By Rachel A.G. Gilman
On Nov. 6, country-turned-pop singer Taylor Swift made the decision to remove all of her music from the streaming website, Spotify. Swift told Yahoo that she felt Spotify was an “experiment,” one she was not interested in contributing her work to without having fair compensation.
She compared her music to artwork, saying, “If you create music someday, if you create a painting someday, someone can just walk into a museum, take it off the wall, rip off a corner of it, and it’s theirs now and they don’t have to pay for it.”
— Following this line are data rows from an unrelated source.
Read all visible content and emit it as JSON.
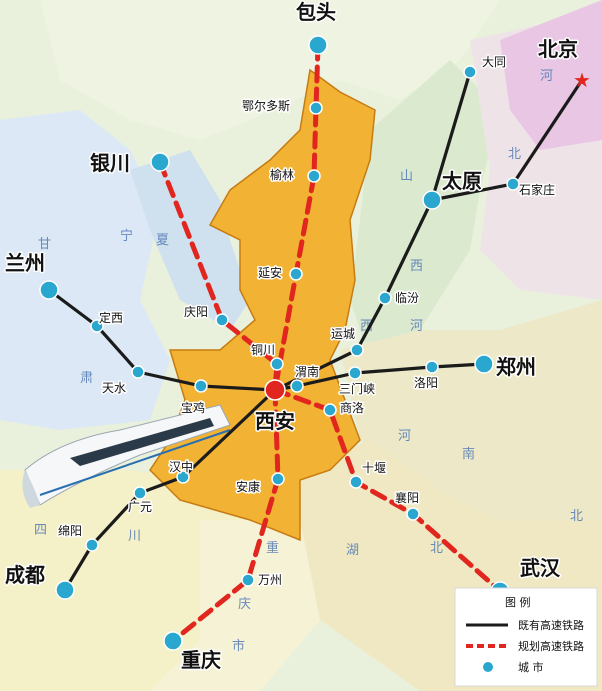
{
  "cities": [
    {
      "id": "baotou",
      "name": "包头",
      "type": "major"
    },
    {
      "id": "erdos",
      "name": "鄂尔多斯",
      "type": "city"
    },
    {
      "id": "yulin",
      "name": "榆林",
      "type": "city"
    },
    {
      "id": "yinchuan",
      "name": "银川",
      "type": "major"
    },
    {
      "id": "yanan",
      "name": "延安",
      "type": "city"
    },
    {
      "id": "qingyang",
      "name": "庆阳",
      "type": "city"
    },
    {
      "id": "tongchuan",
      "name": "铜川",
      "type": "city"
    },
    {
      "id": "lanzhou",
      "name": "兰州",
      "type": "major"
    },
    {
      "id": "dingxi",
      "name": "定西",
      "type": "city"
    },
    {
      "id": "tianshui",
      "name": "天水",
      "type": "city"
    },
    {
      "id": "baoji",
      "name": "宝鸡",
      "type": "city"
    },
    {
      "id": "xian",
      "name": "西安",
      "type": "capital"
    },
    {
      "id": "weinan",
      "name": "渭南",
      "type": "city"
    },
    {
      "id": "yuncheng",
      "name": "运城",
      "type": "city"
    },
    {
      "id": "linfen",
      "name": "临汾",
      "type": "city"
    },
    {
      "id": "taiyuan",
      "name": "太原",
      "type": "major"
    },
    {
      "id": "datong",
      "name": "大同",
      "type": "city"
    },
    {
      "id": "beijing",
      "name": "北京",
      "type": "star"
    },
    {
      "id": "shijiazhuang",
      "name": "石家庄",
      "type": "city"
    },
    {
      "id": "sanmenxia",
      "name": "三门峡",
      "type": "city"
    },
    {
      "id": "luoyang",
      "name": "洛阳",
      "type": "city"
    },
    {
      "id": "zhengzhou",
      "name": "郑州",
      "type": "major"
    },
    {
      "id": "shangluo",
      "name": "商洛",
      "type": "city"
    },
    {
      "id": "shiyan",
      "name": "十堰",
      "type": "city"
    },
    {
      "id": "xiangyang",
      "name": "襄阳",
      "type": "city"
    },
    {
      "id": "wuhan",
      "name": "武汉",
      "type": "major"
    },
    {
      "id": "hanzhong",
      "name": "汉中",
      "type": "city"
    },
    {
      "id": "ankang",
      "name": "安康",
      "type": "city"
    },
    {
      "id": "guangyuan",
      "name": "广元",
      "type": "city"
    },
    {
      "id": "mianyang",
      "name": "绵阳",
      "type": "city"
    },
    {
      "id": "chengdu",
      "name": "成都",
      "type": "major"
    },
    {
      "id": "wanzhou",
      "name": "万州",
      "type": "city"
    },
    {
      "id": "chongqing",
      "name": "重庆",
      "type": "major"
    }
  ],
  "province_labels": [
    "甘",
    "宁",
    "夏",
    "肃",
    "山",
    "西",
    "河",
    "北",
    "河",
    "南",
    "湖",
    "北",
    "重",
    "庆",
    "市",
    "四",
    "川",
    "西",
    "河",
    "北"
  ],
  "existing_routes": [
    [
      "lanzhou",
      "dingxi",
      "tianshui",
      "baoji",
      "xian"
    ],
    [
      "xian",
      "weinan",
      "sanmenxia",
      "luoyang",
      "zhengzhou"
    ],
    [
      "xian",
      "yuncheng",
      "linfen",
      "taiyuan",
      "datong"
    ],
    [
      "taiyuan",
      "shijiazhuang",
      "beijing"
    ],
    [
      "xian",
      "hanzhong",
      "guangyuan",
      "mianyang",
      "chengdu"
    ]
  ],
  "planned_routes": [
    [
      "baotou",
      "erdos",
      "yulin",
      "yanan",
      "xian"
    ],
    [
      "yinchuan",
      "qingyang",
      "tongchuan",
      "xian"
    ],
    [
      "xian",
      "shangluo",
      "shiyan",
      "xiangyang",
      "wuhan"
    ],
    [
      "xian",
      "ankang",
      "wanzhou",
      "chongqing"
    ]
  ],
  "legend": {
    "title": "图 例",
    "existing": "既有高速铁路",
    "planned": "规划高速铁路",
    "city": "城 市"
  },
  "colors": {
    "shaanxi": "#f2b233",
    "shaanxi_border": "#c77b12",
    "background": "#e9f1dc",
    "sichuan": "#f4f0c8",
    "hubei": "#efe8c2",
    "henan": "#ece8c8",
    "beijing_area": "#e8c6e4",
    "gansu": "#dce8f5",
    "ningxia": "#cfe0ef",
    "hebei": "#eee4e8",
    "shanxi": "#dbe9cf",
    "existing_line": "#1b1b1b",
    "planned_line": "#e0261e",
    "city_dot": "#2aa7cf",
    "xian_dot": "#e0261e",
    "beijing_star": "#e0261e"
  }
}
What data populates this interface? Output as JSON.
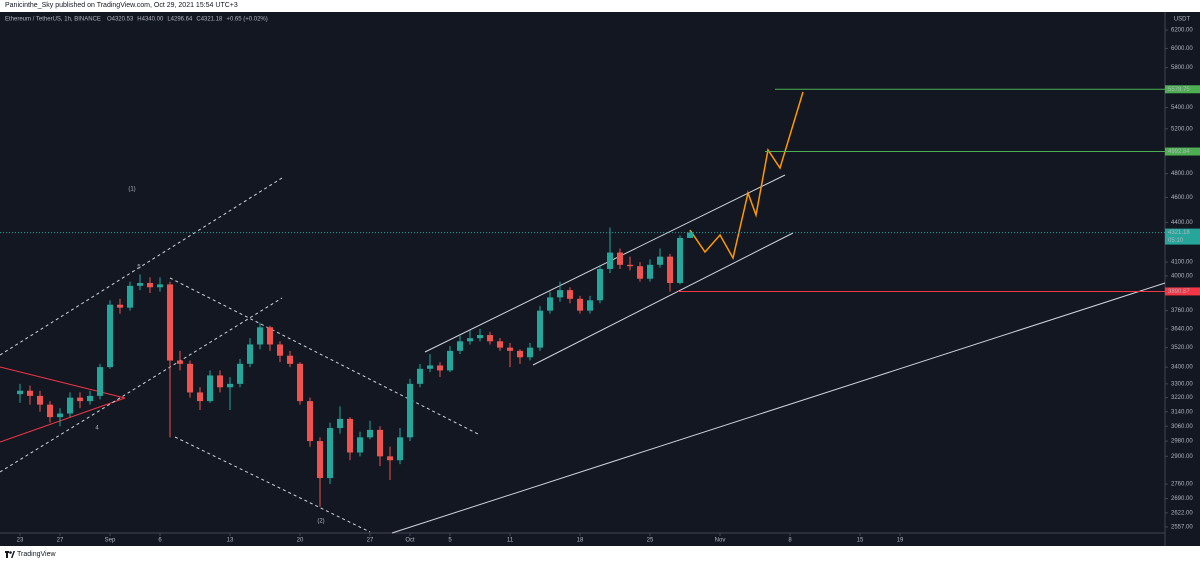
{
  "header": {
    "publisher": "Panicinthe_Sky published on TradingView.com, Oct 29, 2021 15:54 UTC+3",
    "footer": "TradingView"
  },
  "chart_data": {
    "type": "candlestick",
    "symbol": "Ethereum / TetherUS, 1h, BINANCE",
    "ohlc_legend": [
      "O4320.53",
      "H4340.00",
      "L4296.64",
      "C4321.18",
      "+0.65 (+0.02%)"
    ],
    "currency": "USDT",
    "log_scale": true,
    "up_color": "#26a69a",
    "down_color": "#ef5350",
    "open": [
      3240,
      3260,
      3230,
      3180,
      3110,
      3130,
      3220,
      3200,
      3230,
      3400,
      3800,
      3780,
      3930,
      3950,
      3920,
      3940,
      3440,
      3420,
      3250,
      3200,
      3350,
      3280,
      3300,
      3420,
      3540,
      3650,
      3540,
      3470,
      3420,
      3200,
      2980,
      2790,
      3050,
      3100,
      2920,
      3000,
      3040,
      2900,
      2880,
      3000,
      3300,
      3390,
      3410,
      3380,
      3500,
      3560,
      3580,
      3600,
      3560,
      3520,
      3500,
      3460,
      3520,
      3760,
      3850,
      3900,
      3840,
      3760,
      3830,
      4050,
      4170,
      4080,
      4070,
      3980,
      4080,
      4140,
      3950,
      4280
    ],
    "high": [
      3300,
      3290,
      3260,
      3200,
      3160,
      3250,
      3250,
      3260,
      3420,
      3830,
      3840,
      3960,
      4010,
      3990,
      3990,
      3960,
      3500,
      3440,
      3280,
      3380,
      3380,
      3340,
      3450,
      3580,
      3680,
      3660,
      3560,
      3500,
      3430,
      3220,
      3000,
      3080,
      3170,
      3110,
      3030,
      3090,
      3060,
      2950,
      3050,
      3330,
      3420,
      3480,
      3430,
      3530,
      3600,
      3630,
      3640,
      3620,
      3580,
      3550,
      3510,
      3550,
      3790,
      3890,
      3960,
      3920,
      3860,
      3860,
      4080,
      4360,
      4200,
      4140,
      4100,
      4120,
      4200,
      4160,
      4300,
      4340
    ],
    "low": [
      3190,
      3180,
      3140,
      3080,
      3060,
      3110,
      3160,
      3180,
      3210,
      3390,
      3740,
      3760,
      3900,
      3880,
      3890,
      3000,
      3380,
      3220,
      3150,
      3190,
      3250,
      3150,
      3280,
      3400,
      3510,
      3500,
      3430,
      3400,
      3180,
      2950,
      2650,
      2760,
      3020,
      2880,
      2900,
      2990,
      2850,
      2780,
      2860,
      2980,
      3280,
      3370,
      3340,
      3370,
      3480,
      3540,
      3560,
      3540,
      3500,
      3400,
      3420,
      3440,
      3500,
      3740,
      3820,
      3810,
      3740,
      3740,
      3810,
      4020,
      4050,
      4040,
      3960,
      3960,
      4060,
      3890,
      3940,
      4280
    ],
    "close": [
      3260,
      3230,
      3180,
      3110,
      3130,
      3220,
      3200,
      3230,
      3400,
      3800,
      3780,
      3930,
      3950,
      3920,
      3940,
      3440,
      3420,
      3250,
      3200,
      3350,
      3280,
      3300,
      3420,
      3540,
      3650,
      3540,
      3470,
      3420,
      3200,
      2980,
      2790,
      3050,
      3100,
      2920,
      3000,
      3040,
      2900,
      2880,
      3000,
      3300,
      3390,
      3410,
      3380,
      3500,
      3560,
      3580,
      3600,
      3560,
      3520,
      3500,
      3460,
      3520,
      3760,
      3850,
      3900,
      3840,
      3760,
      3830,
      4050,
      4170,
      4080,
      4070,
      3980,
      4080,
      4140,
      3950,
      4280,
      4321.18
    ],
    "xlim": [
      -2,
      114.5
    ],
    "xticks": [
      {
        "value": 0,
        "label": "23"
      },
      {
        "value": 4,
        "label": "27"
      },
      {
        "value": 9,
        "label": "Sep"
      },
      {
        "value": 14,
        "label": "6"
      },
      {
        "value": 21,
        "label": "13"
      },
      {
        "value": 28,
        "label": "20"
      },
      {
        "value": 35,
        "label": "27"
      },
      {
        "value": 39,
        "label": "Oct"
      },
      {
        "value": 43,
        "label": "5"
      },
      {
        "value": 49,
        "label": "11"
      },
      {
        "value": 56,
        "label": "18"
      },
      {
        "value": 63,
        "label": "25"
      },
      {
        "value": 70,
        "label": "Nov"
      },
      {
        "value": 77,
        "label": "8"
      },
      {
        "value": 84,
        "label": "15"
      },
      {
        "value": 88,
        "label": "19"
      }
    ],
    "ylim": [
      2485,
      6312
    ],
    "yticks": [
      {
        "value": 6200,
        "label": "6200.00"
      },
      {
        "value": 6000,
        "label": "6000.00"
      },
      {
        "value": 5800,
        "label": "5800.00"
      },
      {
        "value": 5400,
        "label": "5400.00"
      },
      {
        "value": 5200,
        "label": "5200.00"
      },
      {
        "value": 4800,
        "label": "4800.00"
      },
      {
        "value": 4600,
        "label": "4600.00"
      },
      {
        "value": 4400,
        "label": "4400.00"
      },
      {
        "value": 4100,
        "label": "4100.00"
      },
      {
        "value": 4000,
        "label": "4000.00"
      },
      {
        "value": 3760,
        "label": "3760.00"
      },
      {
        "value": 3640,
        "label": "3640.00"
      },
      {
        "value": 3520,
        "label": "3520.00"
      },
      {
        "value": 3400,
        "label": "3400.00"
      },
      {
        "value": 3300,
        "label": "3300.00"
      },
      {
        "value": 3220,
        "label": "3220.00"
      },
      {
        "value": 3140,
        "label": "3140.00"
      },
      {
        "value": 3060,
        "label": "3060.00"
      },
      {
        "value": 2980,
        "label": "2980.00"
      },
      {
        "value": 2900,
        "label": "2900.00"
      },
      {
        "value": 2760,
        "label": "2760.00"
      },
      {
        "value": 2690,
        "label": "2690.00"
      },
      {
        "value": 2622,
        "label": "2622.00"
      },
      {
        "value": 2557,
        "label": "2557.00"
      }
    ],
    "levels": [
      {
        "value": 5578.75,
        "color": "#4caf50"
      },
      {
        "value": 4992.84,
        "color": "#4caf50"
      },
      {
        "value": 3890.87,
        "color": "#f23645"
      }
    ],
    "last_price": {
      "value": 4321.18,
      "countdown": "05:10",
      "color": "#26a69a"
    },
    "annotations": [
      {
        "text": "(1)",
        "color": "#4caf50"
      },
      {
        "text": "5",
        "color": "#d1d4dc"
      },
      {
        "text": "4",
        "color": "#d1d4dc"
      },
      {
        "text": "(2)",
        "color": "#4caf50"
      }
    ]
  }
}
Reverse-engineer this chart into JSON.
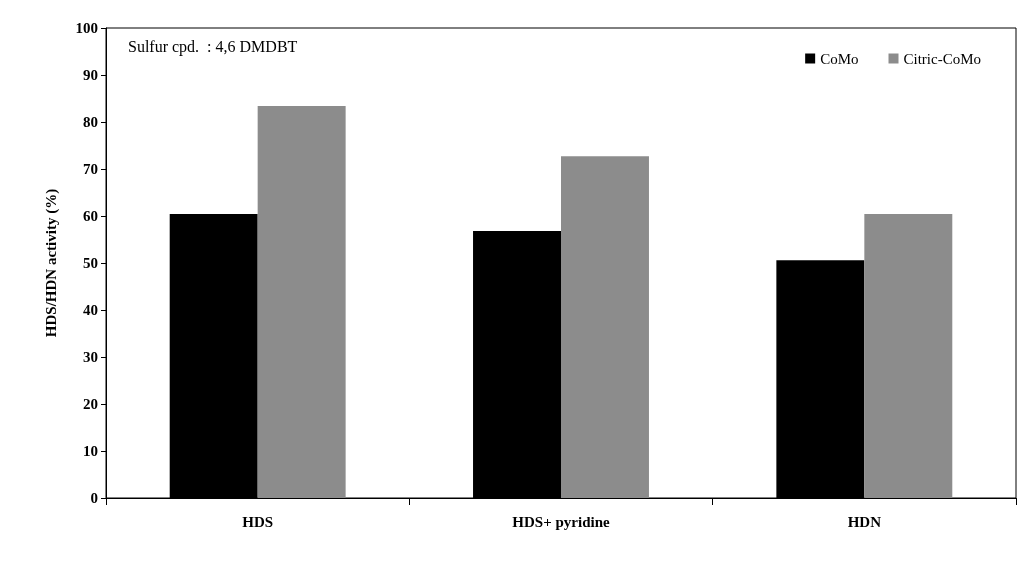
{
  "chart_data": {
    "type": "bar",
    "ylabel": "HDS/HDN activity (%)",
    "categories": [
      "HDS",
      "HDS+ pyridine",
      "HDN"
    ],
    "series": [
      {
        "name": "CoMo",
        "color": "#000000",
        "values": [
          60.4,
          56.8,
          50.6
        ]
      },
      {
        "name": "Citric-CoMo",
        "color": "#8c8c8c",
        "values": [
          83.4,
          72.7,
          60.4
        ]
      }
    ],
    "ylim": [
      0,
      100
    ],
    "yticks": [
      0,
      10,
      20,
      30,
      40,
      50,
      60,
      70,
      80,
      90,
      100
    ],
    "grid": false,
    "legend": "top right",
    "annotations": [
      "Sulfur cpd.  : 4,6 DMDBT"
    ]
  }
}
However, is there a great marketing plan behind Swift’s decision? Her album, “1989,” was the only to go platinum this year, along with the “Frozen” soundtrack, a fete that U2 and Beyoncé have yet to figure out. This could be because Swift had a really great pop album —personally, I’m not certain this was the case — or it could be because majority of Swift’s fan base is not the type to head on over to illegal streaming sites.
Shockingly, their parents don’t mind heading to Target and picking up a hard copy of “1989.” Taking her music off of Spotify only forced extremely curious people, like myself, to cough up $13.00, despite their better judgment, to check out the tracks. The album sales, therefore, were a little unrealistically inflated.
If a lesser-known pop artist had removed all of their work from being streamed freely online, I’m not sure we’d be giving it this much buzz. Taylor Swift is getting away with it, perhaps even coming off a little bit richer, because of the mega fan base and overall popularity she’s built for herself.
But what if this action becomes the norm?
Already, country crooner Jason Aldean followed in Swift’s footsteps and pulled his new album from Spotify. It raises the question of whether this new trend of releasing music on monthly subscription websites will be able to continue riding the wave of success it is on now, if there aren’t enough artists to support it with material.
It seems that artists don’t want to support streaming websites because they aren’t being rightfully compensated, a mathematical statistic that can’t possibly work out when you think about it. To use Spotify, users only pay between $5 and $10 for unlimited content streaming, same goes for other streaming services like Pandora and Beats Music. A streaming website can pay a small price tag for a hit song, but then have it played millions of times (a good example of this is Jon Bon Jovi’s “Livin on a Prayer”: it only cost Pandora $110.42, but it’s been streamed over 6 million times).
The streaming industry, as of now, is projected to increase by 238% over the next five years, with digital download sales decreasing by almost 30% in the same time period. But if more artists catch onto this loss of cash flow, it’s hard to think it’ll keep its popularity with musicians.
As of now, online streaming is still very much a thing, regardless of whether or not Taylor Swift has shaken it off, though it remains significantly more friendly to listeners than to artists. If something doesn’t shift to lessen this discrepancy, then chances are some more of your favorite tunes will be pulling out, too.